Humble and ‘in Awe’
Michael Haneke and Christoph Waltz don’t have all that much in common. One is a seasoned director, a believer in artistic filmmaking, who casually accepted his golden statuette in Hollywood on 24 February. Two of his previous films had been nominated, but Amour was the first to put Haneke on the stage of the Dolby Theatre.
The other winner, with his second Oscar was thankful, "in awe", as he put it in his response. The actor commended Quentin Tarantino’s script and all the other nominees in his category, calling them "role models".
As Haneke took the stage, the announcer remarked that "this is the second movie from Austria to win the Academy Award for Best Foreign Language Film", after Stefan Ruzowitzky’s The Counterfeiters, in 2008. Haneke called it an honour and thanked his colleagues and his wife – "the centre of my life" – and the two stars of his film. All together his speech lasted less than a minute.
"It’s important to get prizes," he told reporters before the event, "and for the audience, this is one of the most important prizes." Again, this was not an opinion, but rather an observation, a statement of fact. When Austrian and German television reporters wished him luck before the ceremony, he responded with a smile: "Then I won’t say thank you, otherwise I’ll jinx it."
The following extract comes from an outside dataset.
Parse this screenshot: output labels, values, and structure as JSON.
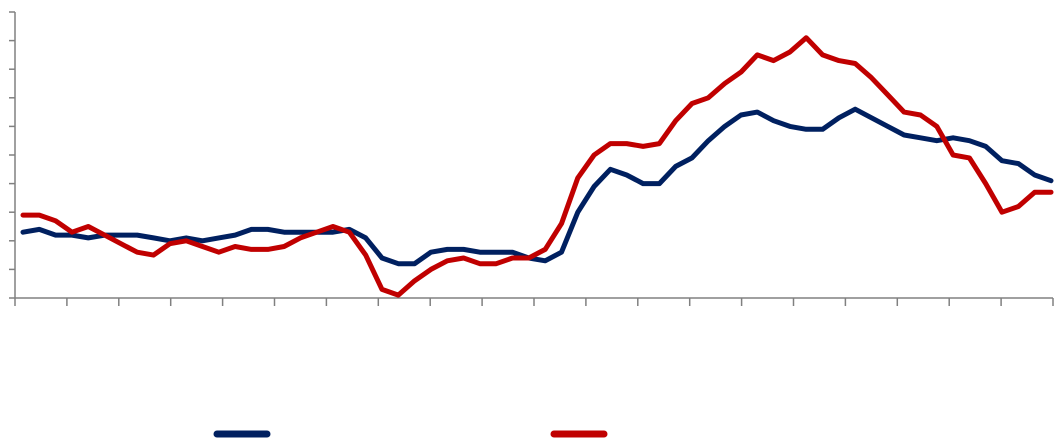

What Waltz and Haneke do have in common is the attitude: matter of fact, no contrived emotions. Both sincerely enjoy what they do and being part of the growing appreciation for the Austrian film industry. For such a small country, the film scene here must be doing something right.
In most of Haneke’s interviews, he talks about the process and what decisions go in to making a film. His perfectionism is genuine. He wants to get it right, for the sake of the art form.
While Haneke did what was required, not wishing to take the focus away from Amour itself, both ate a piece of humble pie. In the press conference after the Oscars, the overwhelmed Waltz couldn’t stop grinning, and talking on top of himself, ending with an abashed but gleeful, "I’m sorry about the stammering".
Maybe Austrian film breeds this. If so, we’re in luck and have even more to be proud of.